Contra lo que podría pensarse, la industria cultural hace de esta destrucción su propia ideología. Se puede distinguir una obra artística de la industria cultural porque lleva impreso en su frente “no se trata de arte, lo que usted tiene delante suyo es simplemente un negocio”. Y esta destrucción del arte puede ser algo muy redituable para la cultura y la economía. Lo que las nuevas agencias estatales y los investigadores/planificadores culturales han descubierto es que no hay que ser cínico para afirmar esto. Ese negocio genera muchos empleos, directos e indirectos (entre los que se encuentran, claro, los de los propios investigadores/planificadores), oportunidades para la obtención de divisas, el desarrollo de una industria ecológicamente sustentable, etc. Así se introduce legítimamente la jerga de la economía, sus procedimientos, sus ritmos, sus objetivos, dentro del campo del arte. La diferencia consiste en que ahora es el propio Estado el que integra al sistema a aquellos que no son integrados por los monopolios culturales. Vuelve a trazar un círculo perfecto, donde todos colaboran en la misma dirección.

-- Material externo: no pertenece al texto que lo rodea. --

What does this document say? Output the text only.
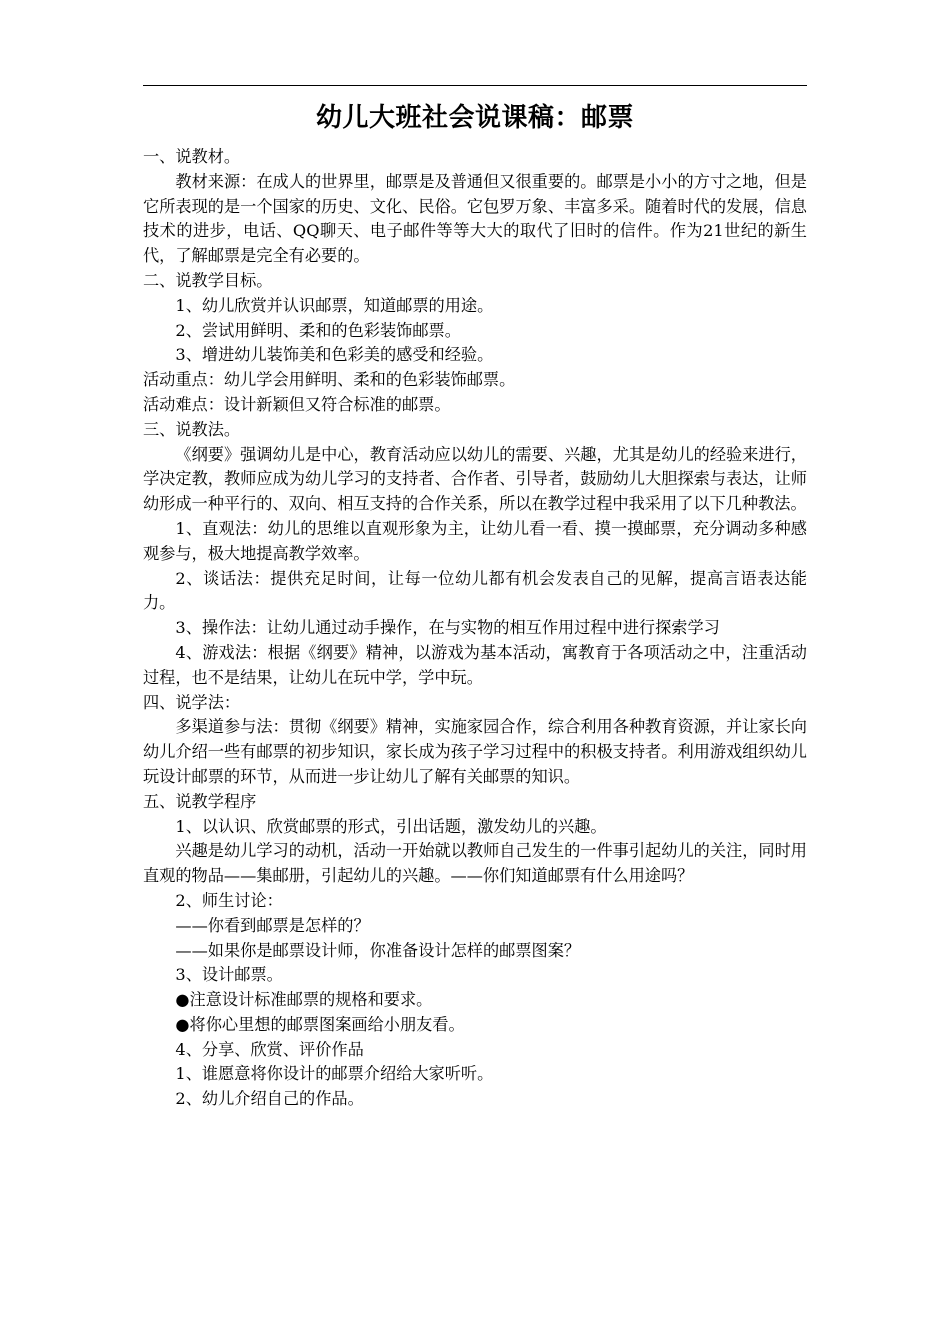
幼儿大班社会说课稿：邮票

一、说教材。

教材来源：在成人的世界里，邮票是及普通但又很重要的。邮票是小小的方寸之地，但是它所表现的是一个国家的历史、文化、民俗。它包罗万象、丰富多采。随着时代的发展，信息技术的进步，电话、QQ聊天、电子邮件等等大大的取代了旧时的信件。作为21世纪的新生代，了解邮票是完全有必要的。

二、说教学目标。

1、幼儿欣赏并认识邮票，知道邮票的用途。

2、尝试用鲜明、柔和的色彩装饰邮票。

3、增进幼儿装饰美和色彩美的感受和经验。

活动重点：幼儿学会用鲜明、柔和的色彩装饰邮票。

活动难点：设计新颖但又符合标准的邮票。

三、说教法。

《纲要》强调幼儿是中心，教育活动应以幼儿的需要、兴趣，尤其是幼儿的经验来进行，学决定教，教师应成为幼儿学习的支持者、合作者、引导者，鼓励幼儿大胆探索与表达，让师幼形成一种平行的、双向、相互支持的合作关系，所以在教学过程中我采用了以下几种教法。

1、直观法：幼儿的思维以直观形象为主，让幼儿看一看、摸一摸邮票，充分调动多种感观参与，极大地提高教学效率。

2、谈话法：提供充足时间，让每一位幼儿都有机会发表自己的见解，提高言语表达能力。

3、操作法：让幼儿通过动手操作，在与实物的相互作用过程中进行探索学习

4、游戏法：根据《纲要》精神，以游戏为基本活动，寓教育于各项活动之中，注重活动过程，也不是结果，让幼儿在玩中学，学中玩。

四、说学法：

多渠道参与法：贯彻《纲要》精神，实施家园合作，综合利用各种教育资源，并让家长向幼儿介绍一些有邮票的初步知识，家长成为孩子学习过程中的积极支持者。利用游戏组织幼儿玩设计邮票的环节，从而进一步让幼儿了解有关邮票的知识。

五、说教学程序

1、以认识、欣赏邮票的形式，引出话题，激发幼儿的兴趣。

兴趣是幼儿学习的动机，活动一开始就以教师自己发生的一件事引起幼儿的关注，同时用直观的物品——集邮册，引起幼儿的兴趣。——你们知道邮票有什么用途吗？

2、师生讨论：

——你看到邮票是怎样的？

——如果你是邮票设计师，你准备设计怎样的邮票图案？

3、设计邮票。

●注意设计标准邮票的规格和要求。

●将你心里想的邮票图案画给小朋友看。

4、分享、欣赏、评价作品

1、谁愿意将你设计的邮票介绍给大家听听。

2、幼儿介绍自己的作品。
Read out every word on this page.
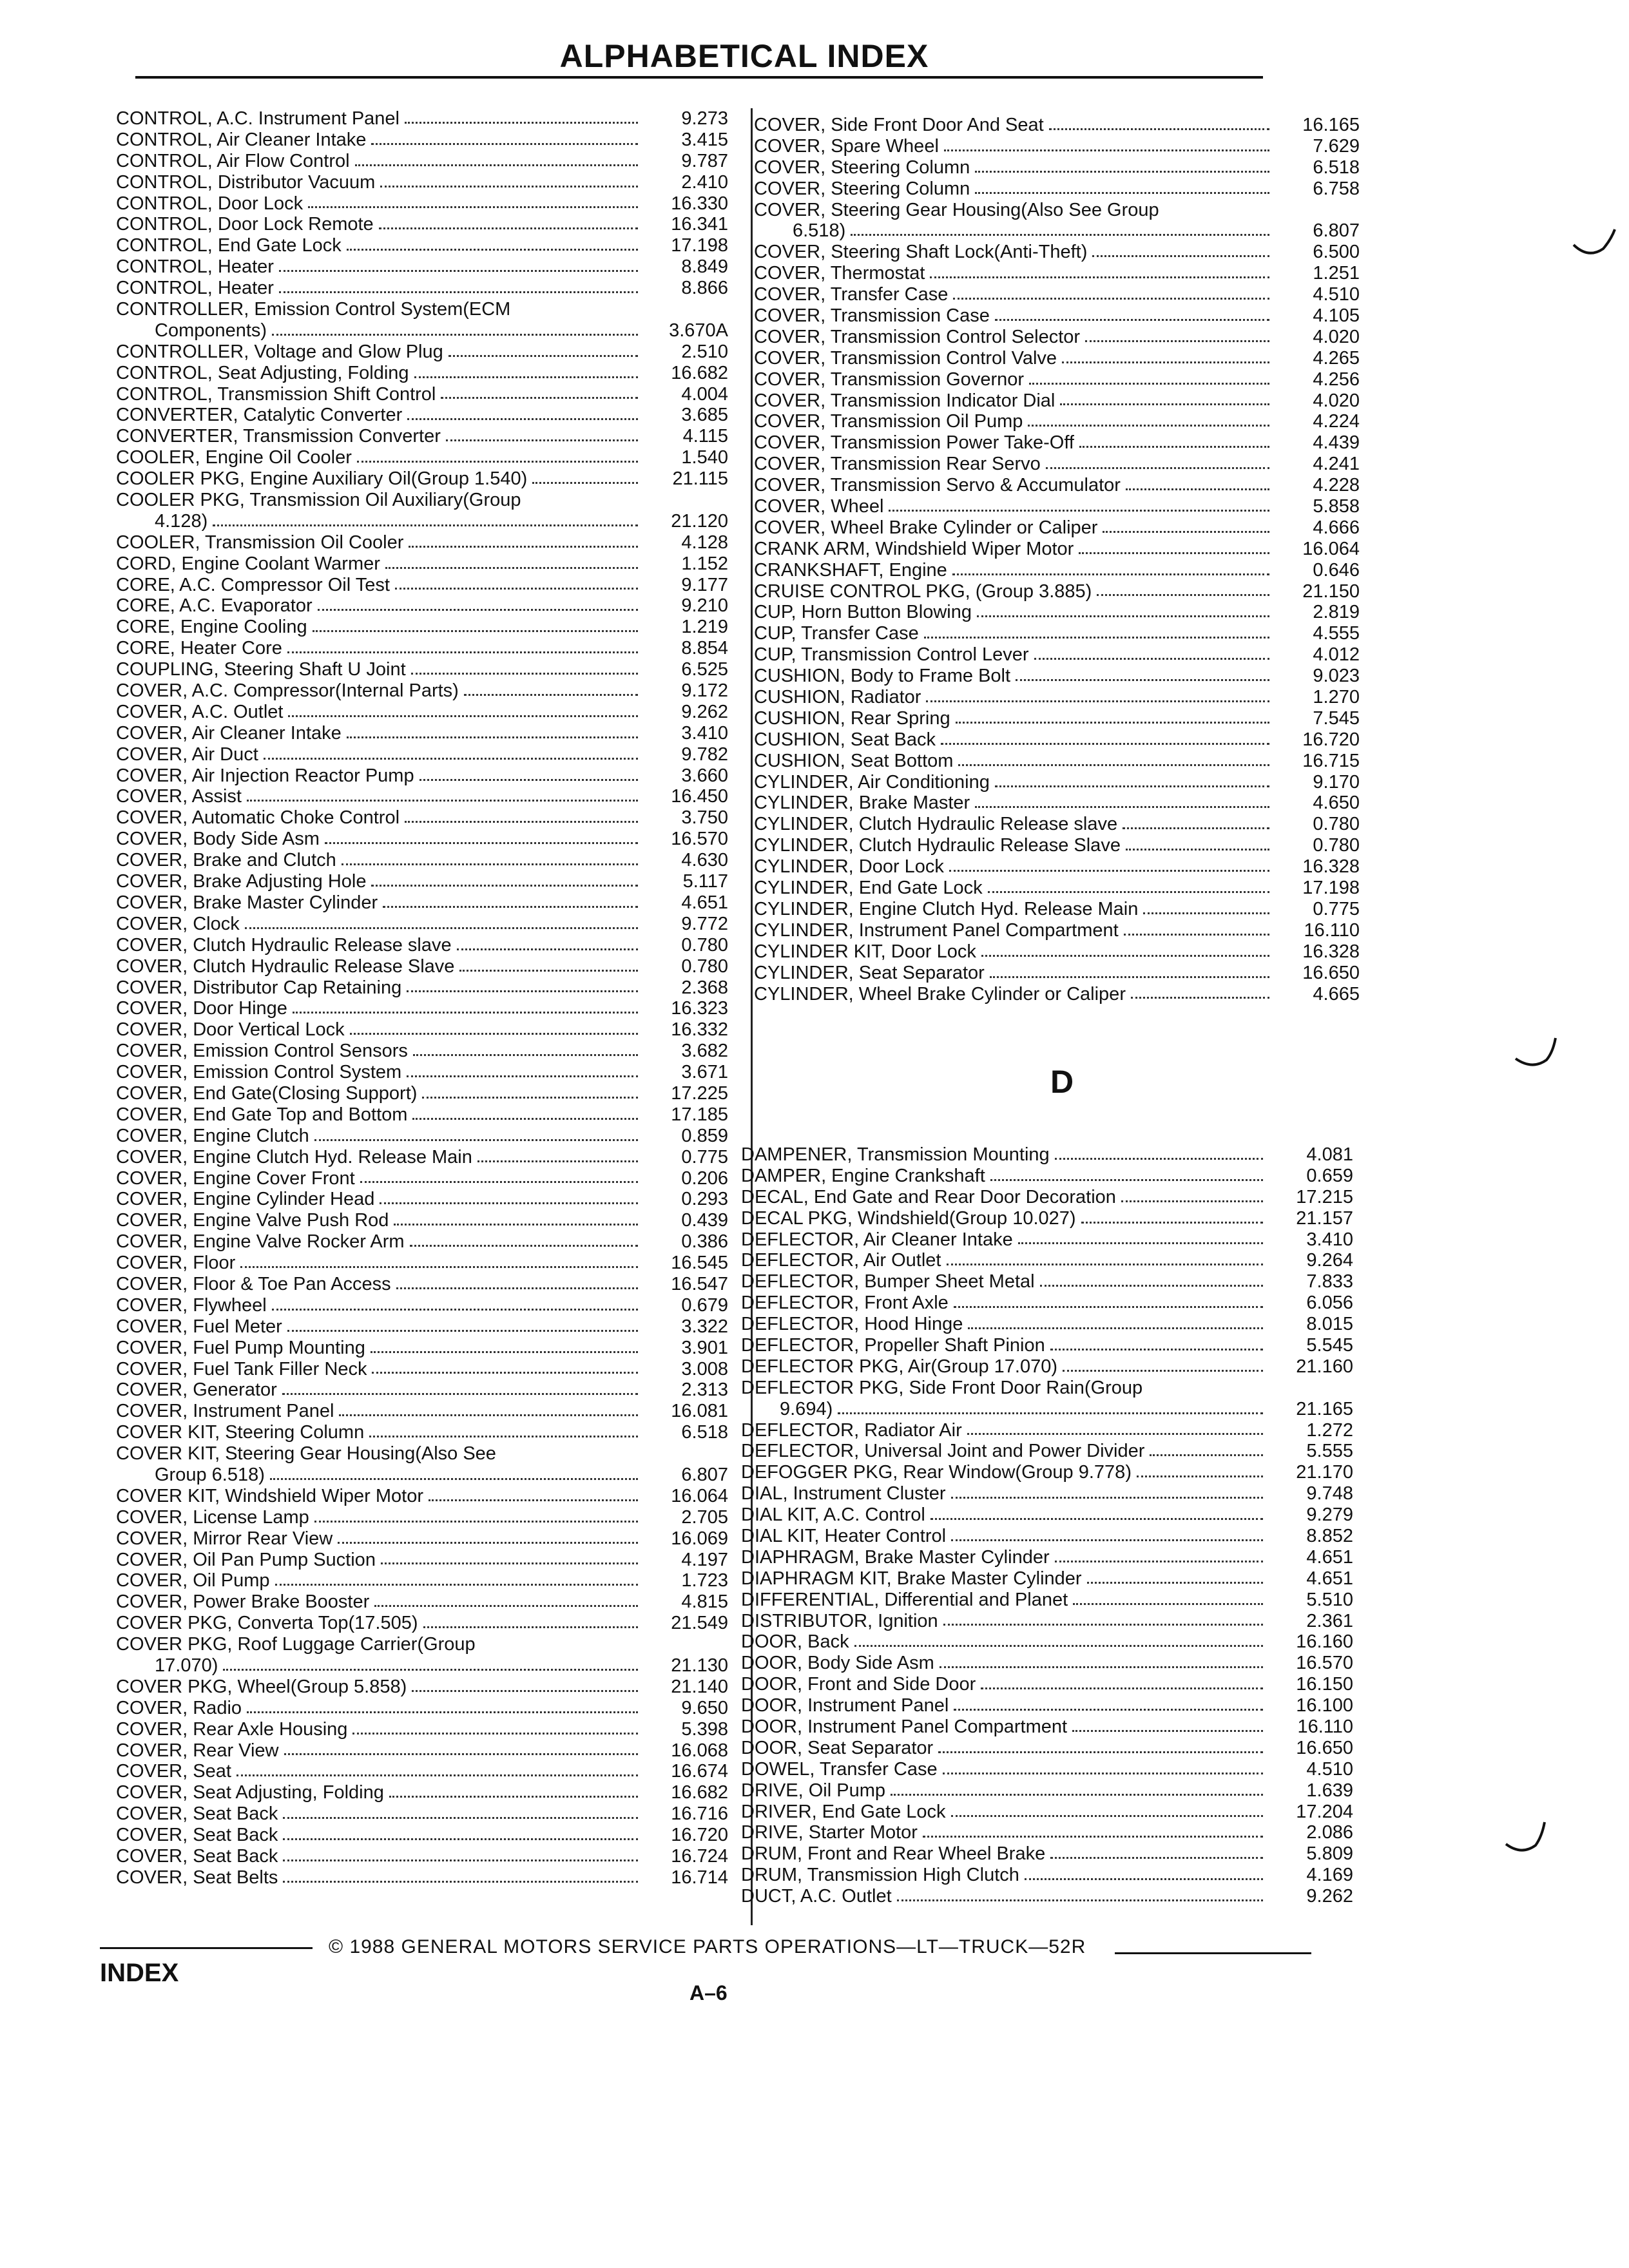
ALPHABETICAL INDEX
CONTROL, A.C. Instrument Panel	9.273
CONTROL, Air Cleaner Intake	3.415
CONTROL, Air Flow Control	9.787
CONTROL, Distributor Vacuum	2.410
CONTROL, Door Lock	16.330
CONTROL, Door Lock Remote	16.341
CONTROL, End Gate Lock	17.198
CONTROL, Heater	8.849
CONTROL, Heater	8.866
CONTROLLER, Emission Control System(ECM
Components)	3.670A
CONTROLLER, Voltage and Glow Plug	2.510
CONTROL, Seat Adjusting, Folding	16.682
CONTROL, Transmission Shift Control	4.004
CONVERTER, Catalytic Converter	3.685
CONVERTER, Transmission Converter	4.115
COOLER, Engine Oil Cooler	1.540
COOLER PKG, Engine Auxiliary Oil(Group 1.540)	21.115
COOLER PKG, Transmission Oil Auxiliary(Group
4.128)	21.120
COOLER, Transmission Oil Cooler	4.128
CORD, Engine Coolant Warmer	1.152
CORE, A.C. Compressor Oil Test	9.177
CORE, A.C. Evaporator	9.210
CORE, Engine Cooling	1.219
CORE, Heater Core	8.854
COUPLING, Steering Shaft U Joint	6.525
COVER, A.C. Compressor(Internal Parts)	9.172
COVER, A.C. Outlet	9.262
COVER, Air Cleaner Intake	3.410
COVER, Air Duct	9.782
COVER, Air Injection Reactor Pump	3.660
COVER, Assist	16.450
COVER, Automatic Choke Control	3.750
COVER, Body Side Asm	16.570
COVER, Brake and Clutch	4.630
COVER, Brake Adjusting Hole	5.117
COVER, Brake Master Cylinder	4.651
COVER, Clock	9.772
COVER, Clutch Hydraulic Release slave	0.780
COVER, Clutch Hydraulic Release Slave	0.780
COVER, Distributor Cap Retaining	2.368
COVER, Door Hinge	16.323
COVER, Door Vertical Lock	16.332
COVER, Emission Control Sensors	3.682
COVER, Emission Control System	3.671
COVER, End Gate(Closing Support)	17.225
COVER, End Gate Top and Bottom	17.185
COVER, Engine Clutch	0.859
COVER, Engine Clutch Hyd. Release Main	0.775
COVER, Engine Cover Front	0.206
COVER, Engine Cylinder Head	0.293
COVER, Engine Valve Push Rod	0.439
COVER, Engine Valve Rocker Arm	0.386
COVER, Floor	16.545
COVER, Floor & Toe Pan Access	16.547
COVER, Flywheel	0.679
COVER, Fuel Meter	3.322
COVER, Fuel Pump Mounting	3.901
COVER, Fuel Tank Filler Neck	3.008
COVER, Generator	2.313
COVER, Instrument Panel	16.081
COVER KIT, Steering Column	6.518
COVER KIT, Steering Gear Housing(Also See
Group 6.518)	6.807
COVER KIT, Windshield Wiper Motor	16.064
COVER, License Lamp	2.705
COVER, Mirror Rear View	16.069
COVER, Oil Pan Pump Suction	4.197
COVER, Oil Pump	1.723
COVER, Power Brake Booster	4.815
COVER PKG, Converta Top(17.505)	21.549
COVER PKG, Roof Luggage Carrier(Group
17.070)	21.130
COVER PKG, Wheel(Group 5.858)	21.140
COVER, Radio	9.650
COVER, Rear Axle Housing	5.398
COVER, Rear View	16.068
COVER, Seat	16.674
COVER, Seat Adjusting, Folding	16.682
COVER, Seat Back	16.716
COVER, Seat Back	16.720
COVER, Seat Back	16.724
COVER, Seat Belts	16.714
COVER, Side Front Door And Seat	16.165
COVER, Spare Wheel	7.629
COVER, Steering Column	6.518
COVER, Steering Column	6.758
COVER, Steering Gear Housing(Also See Group
6.518)	6.807
COVER, Steering Shaft Lock(Anti-Theft)	6.500
COVER, Thermostat	1.251
COVER, Transfer Case	4.510
COVER, Transmission Case	4.105
COVER, Transmission Control Selector	4.020
COVER, Transmission Control Valve	4.265
COVER, Transmission Governor	4.256
COVER, Transmission Indicator Dial	4.020
COVER, Transmission Oil Pump	4.224
COVER, Transmission Power Take-Off	4.439
COVER, Transmission Rear Servo	4.241
COVER, Transmission Servo & Accumulator	4.228
COVER, Wheel	5.858
COVER, Wheel Brake Cylinder or Caliper	4.666
CRANK ARM, Windshield Wiper Motor	16.064
CRANKSHAFT, Engine	0.646
CRUISE CONTROL PKG, (Group 3.885)	21.150
CUP, Horn Button Blowing	2.819
CUP, Transfer Case	4.555
CUP, Transmission Control Lever	4.012
CUSHION, Body to Frame Bolt	9.023
CUSHION, Radiator	1.270
CUSHION, Rear Spring	7.545
CUSHION, Seat Back	16.720
CUSHION, Seat Bottom	16.715
CYLINDER, Air Conditioning	9.170
CYLINDER, Brake Master	4.650
CYLINDER, Clutch Hydraulic Release slave	0.780
CYLINDER, Clutch Hydraulic Release Slave	0.780
CYLINDER, Door Lock	16.328
CYLINDER, End Gate Lock	17.198
CYLINDER, Engine Clutch Hyd. Release Main	0.775
CYLINDER, Instrument Panel Compartment	16.110
CYLINDER KIT, Door Lock	16.328
CYLINDER, Seat Separator	16.650
CYLINDER, Wheel Brake Cylinder or Caliper	4.665
D
DAMPENER, Transmission Mounting	4.081
DAMPER, Engine Crankshaft	0.659
DECAL, End Gate and Rear Door Decoration	17.215
DECAL PKG, Windshield(Group 10.027)	21.157
DEFLECTOR, Air Cleaner Intake	3.410
DEFLECTOR, Air Outlet	9.264
DEFLECTOR, Bumper Sheet Metal	7.833
DEFLECTOR, Front Axle	6.056
DEFLECTOR, Hood Hinge	8.015
DEFLECTOR, Propeller Shaft Pinion	5.545
DEFLECTOR PKG, Air(Group 17.070)	21.160
DEFLECTOR PKG, Side Front Door Rain(Group
9.694)	21.165
DEFLECTOR, Radiator Air	1.272
DEFLECTOR, Universal Joint and Power Divider	5.555
DEFOGGER PKG, Rear Window(Group 9.778)	21.170
DIAL, Instrument Cluster	9.748
DIAL KIT, A.C. Control	9.279
DIAL KIT, Heater Control	8.852
DIAPHRAGM, Brake Master Cylinder	4.651
DIAPHRAGM KIT, Brake Master Cylinder	4.651
DIFFERENTIAL, Differential and Planet	5.510
DISTRIBUTOR, Ignition	2.361
DOOR, Back	16.160
DOOR, Body Side Asm	16.570
DOOR, Front and Side Door	16.150
DOOR, Instrument Panel	16.100
DOOR, Instrument Panel Compartment	16.110
DOOR, Seat Separator	16.650
DOWEL, Transfer Case	4.510
DRIVE, Oil Pump	1.639
DRIVER, End Gate Lock	17.204
DRIVE, Starter Motor	2.086
DRUM, Front and Rear Wheel Brake	5.809
DRUM, Transmission High Clutch	4.169
DUCT, A.C. Outlet	9.262
© 1988 GENERAL MOTORS SERVICE PARTS OPERATIONS—LT—TRUCK—52R
INDEX
A–6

Una vez llegados a este punto conviene no caer en esa indignación que se basa en falsas ilusiones sobre el pasado del arte. De hecho, históricamente el arte siempre estuvo integrado al poder, tanto al económico, como al político y religioso. En esta nueva fase sólo se hace más visible aquello que existió siempre como tendencia y como telón de fondo. Donde el arte logró quebrar esta alianza, no lo hizo nunca desde una posición completamente externa en relación al negocio en el que lo habían colocado. No puede esperarse que esas líneas de fuga que constituyen las obras de arte valiosas vengan al mundo como los ángeles que anuncian la palabra de Dios. El secreto estaría en poder criticar esta nueva institucionalización estatal de la industria cultural con la doble convicción que sostiene que se le deben reclamar a un Estado democrático condiciones que permitan democratizar aquello que la industria cultural naturalmente monopoliza, sin esperar que una política cultural pueda resolver los genuinos dilemas de la producción del arte.